Historian Robert McManners said: “Bishop Auckland was always a grand day out; it was a posh place to go.

"It was a focal point for the dale and markets ran on Saturday and Thursdays.

“Fore Bondgate has always been a great place, they said you could get anything there from a pin to a motor car.

"We had all the high street brands of the day but now they are disappearing too.

“I think everyone has to engage with what’s being done in the town, we have to plan with all that in mind.

“We are a town worth fighting for and we will gradually get where we need to be.”

However, despite the decline of the marketplace and Newgate Street some parts of the town have been improving. Bondgate has had its share of ups and downs but is currently thriving with small independent businesses.

Sam Zair who runs Zair’s café on Fore Bondgate said: “As the supermarkets expanded their range and out of town shopping centres arrived, small shops and markets vacated the high street.

“However, Fore Bondgate has come on well over the last few years. Newgate street has got some bad areas where a lot of retailers have left and it does not look good, I think it puts people off investing.

“To have a successful high street we need to get independents back alongside the big shops and have a mix.

“Bishop is lucky to have a good tourism sector, but you need businesses to fill vacant places. First impressions mean a lot and we need to impress so that people will come back and spend.”

“I just hope this money is used wisely and is invested where it is designed to be used, on the high street.
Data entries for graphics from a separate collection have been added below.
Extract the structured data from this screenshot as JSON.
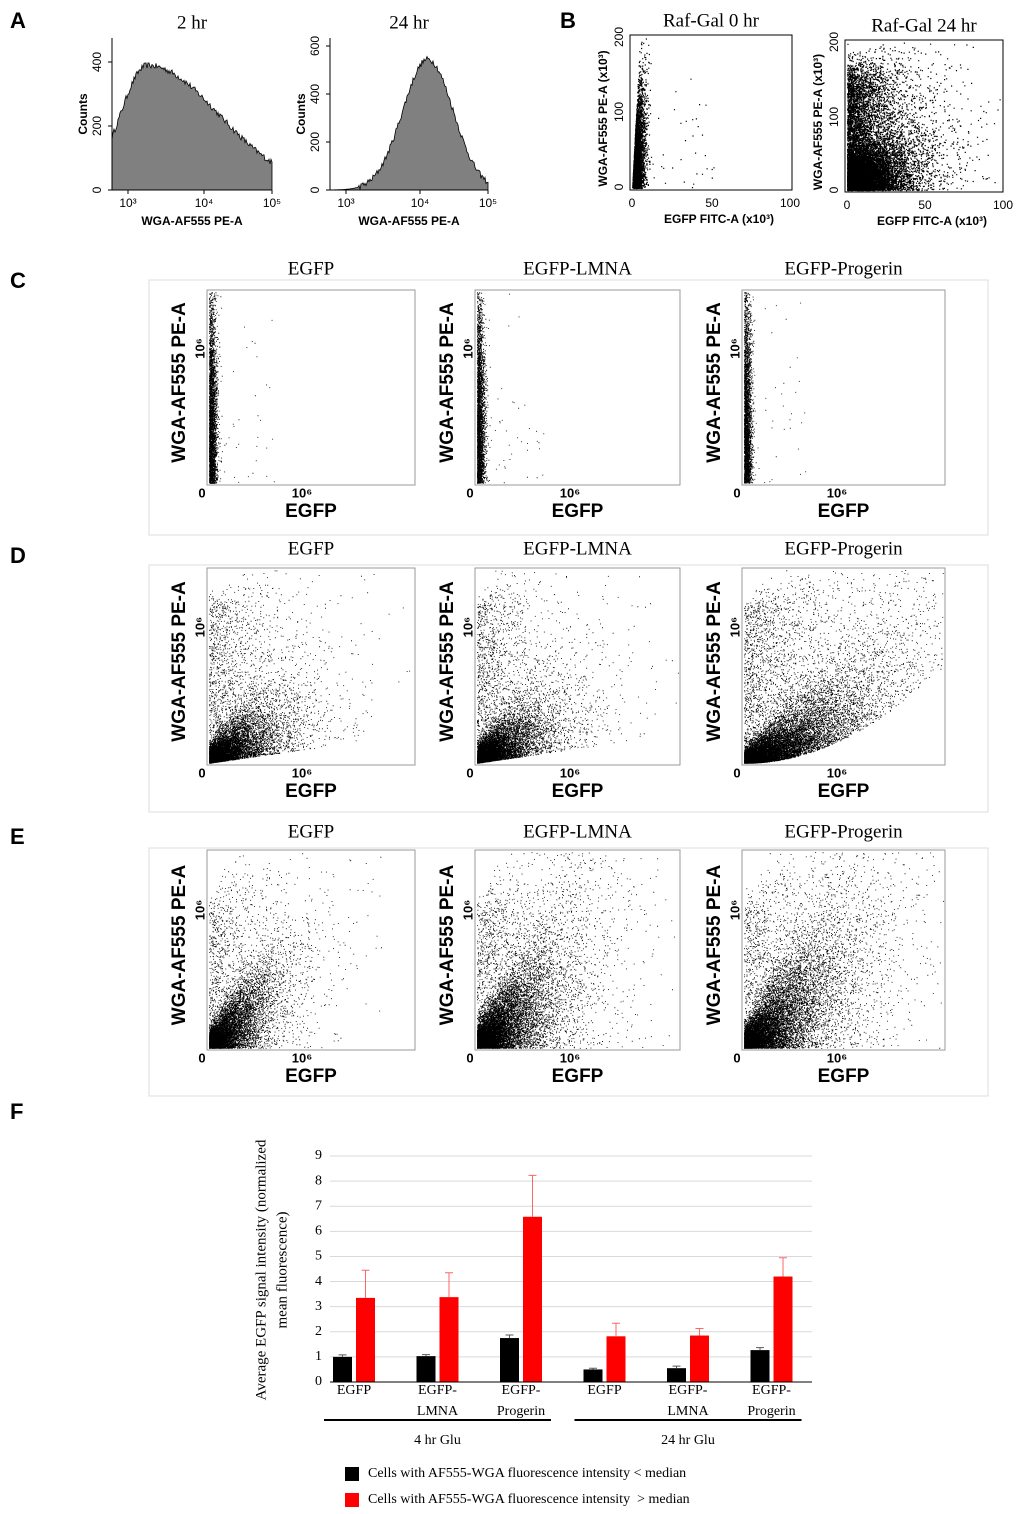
{
  "panels": [
    {
      "label": "A",
      "plots": [
        {
          "title": "2 hr",
          "y_label": "Counts",
          "x_label": "WGA-AF555 PE-A",
          "y_ticks": [
            "0",
            "200",
            "400"
          ],
          "x_ticks": [
            "10³",
            "10⁴",
            "10⁵"
          ]
        },
        {
          "title": "24 hr",
          "y_label": "Counts",
          "x_label": "WGA-AF555 PE-A",
          "y_ticks": [
            "0",
            "200",
            "400",
            "600"
          ],
          "x_ticks": [
            "10³",
            "10⁴",
            "10⁵"
          ]
        }
      ]
    },
    {
      "label": "B",
      "plots": [
        {
          "title": "Raf-Gal 0 hr",
          "y_label": "WGA-AF555 PE-A (x10³)",
          "x_label": "EGFP FITC-A (x10³)",
          "y_ticks": [
            "0",
            "100",
            "200"
          ],
          "x_ticks": [
            "0",
            "50",
            "100"
          ]
        },
        {
          "title": "Raf-Gal 24 hr",
          "y_label": "WGA-AF555 PE-A (x10³)",
          "x_label": "EGFP FITC-A (x10³)",
          "y_ticks": [
            "0",
            "100",
            "200"
          ],
          "x_ticks": [
            "0",
            "50",
            "100"
          ]
        }
      ]
    },
    {
      "label": "C",
      "plots": [
        {
          "title": "EGFP",
          "y_label": "WGA-AF555 PE-A",
          "x_label": "EGFP",
          "origin": "0",
          "y_tick": "10⁶",
          "x_tick": "10⁶"
        },
        {
          "title": "EGFP-LMNA",
          "y_label": "WGA-AF555 PE-A",
          "x_label": "EGFP",
          "origin": "0",
          "y_tick": "10⁶",
          "x_tick": "10⁶"
        },
        {
          "title": "EGFP-Progerin",
          "y_label": "WGA-AF555 PE-A",
          "x_label": "EGFP",
          "origin": "0",
          "y_tick": "10⁶",
          "x_tick": "10⁶"
        }
      ]
    },
    {
      "label": "D",
      "plots": [
        {
          "title": "EGFP",
          "y_label": "WGA-AF555 PE-A",
          "x_label": "EGFP",
          "origin": "0",
          "y_tick": "10⁶",
          "x_tick": "10⁶"
        },
        {
          "title": "EGFP-LMNA",
          "y_label": "WGA-AF555 PE-A",
          "x_label": "EGFP",
          "origin": "0",
          "y_tick": "10⁶",
          "x_tick": "10⁶"
        },
        {
          "title": "EGFP-Progerin",
          "y_label": "WGA-AF555 PE-A",
          "x_label": "EGFP",
          "origin": "0",
          "y_tick": "10⁶",
          "x_tick": "10⁶"
        }
      ]
    },
    {
      "label": "E",
      "plots": [
        {
          "title": "EGFP",
          "y_label": "WGA-AF555 PE-A",
          "x_label": "EGFP",
          "origin": "0",
          "y_tick": "10⁶",
          "x_tick": "10⁶"
        },
        {
          "title": "EGFP-LMNA",
          "y_label": "WGA-AF555 PE-A",
          "x_label": "EGFP",
          "origin": "0",
          "y_tick": "10⁶",
          "x_tick": "10⁶"
        },
        {
          "title": "EGFP-Progerin",
          "y_label": "WGA-AF555 PE-A",
          "x_label": "EGFP",
          "origin": "0",
          "y_tick": "10⁶",
          "x_tick": "10⁶"
        }
      ]
    },
    {
      "label": "F"
    }
  ],
  "chart_data": {
    "type": "bar",
    "y_label": [
      "Average EGFP signal intensity (normalized",
      "mean fluorescence)"
    ],
    "categories": [
      [
        "EGFP"
      ],
      [
        "EGFP-",
        "LMNA"
      ],
      [
        "EGFP-",
        "Progerin"
      ],
      [
        "EGFP"
      ],
      [
        "EGFP-",
        "LMNA"
      ],
      [
        "EGFP-",
        "Progerin"
      ]
    ],
    "groups": [
      "4 hr Glu",
      "24 hr Glu"
    ],
    "series": [
      {
        "name": "Cells with AF555-WGA fluorescence intensity < median",
        "color": "#000000",
        "values": [
          1.0,
          1.03,
          1.75,
          0.5,
          0.55,
          1.27
        ],
        "errors": [
          0.08,
          0.06,
          0.12,
          0.05,
          0.08,
          0.1
        ]
      },
      {
        "name": "Cells with AF555-WGA fluorescence intensity  > median",
        "color": "#ff0000",
        "values": [
          3.35,
          3.38,
          6.58,
          1.82,
          1.85,
          4.2
        ],
        "errors": [
          1.1,
          0.97,
          1.65,
          0.52,
          0.28,
          0.75
        ]
      }
    ],
    "ylim": [
      0,
      9
    ],
    "yticks": [
      0,
      1,
      2,
      3,
      4,
      5,
      6,
      7,
      8,
      9
    ],
    "grid": true
  }
}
“With this and other investments starting to filter through Bishop Auckland is in a healthier place than most high streets.”

Some residents believe the rise of out-of-town shopping centres and the internet that has lead to an inevitable decline of the high street. Both mean there is little incentives for people to visit the high street, and therefore very little to incentivise businesses to move in.

Barry Coates from Windrow Sports: “We’ve seen shops come and go, but we want shops to stay longer.

“I don’t know the answer to what will save the high street. Businesses can’t stay because they can’t afford the rates, in the long term.

"The retail park has not helped. it does bring people into the area, they are just going to the wrong part of town for us.

“When the Metrocentre was built a lot of people flocked there and it was great, now it is in decline due to high rates and the more shops pull out the more the rates go up.

“With out-of-town shopping centres in decline due to online shopping, there is a future for independents both new and established.”

With big names such as Debenhams and the Arcadia group entering administration in 2020, many high streets are a bracing for a difficult future. However, with the decline of the big high street names, smaller, independent retailers can benefit.

Many independent retailers have opened on Bondgate in the last few years.

Alex Roberts of the shop Head in the Clouds said: “We have had to change how we do things this year, and when we reopened, we had a lot of people come back to us and support independent shops.

“We are more specialist and can help our customers find what they want, our products are unique to us.

“Five new businesses have moved into the street since we have been here, which is really good.

“I think the best thing to improve our high street is to make a lot of the closed and vacant premises presentable. There are many buildings that don’t look very attractive and I think that’s what puts people off opening a business in them.”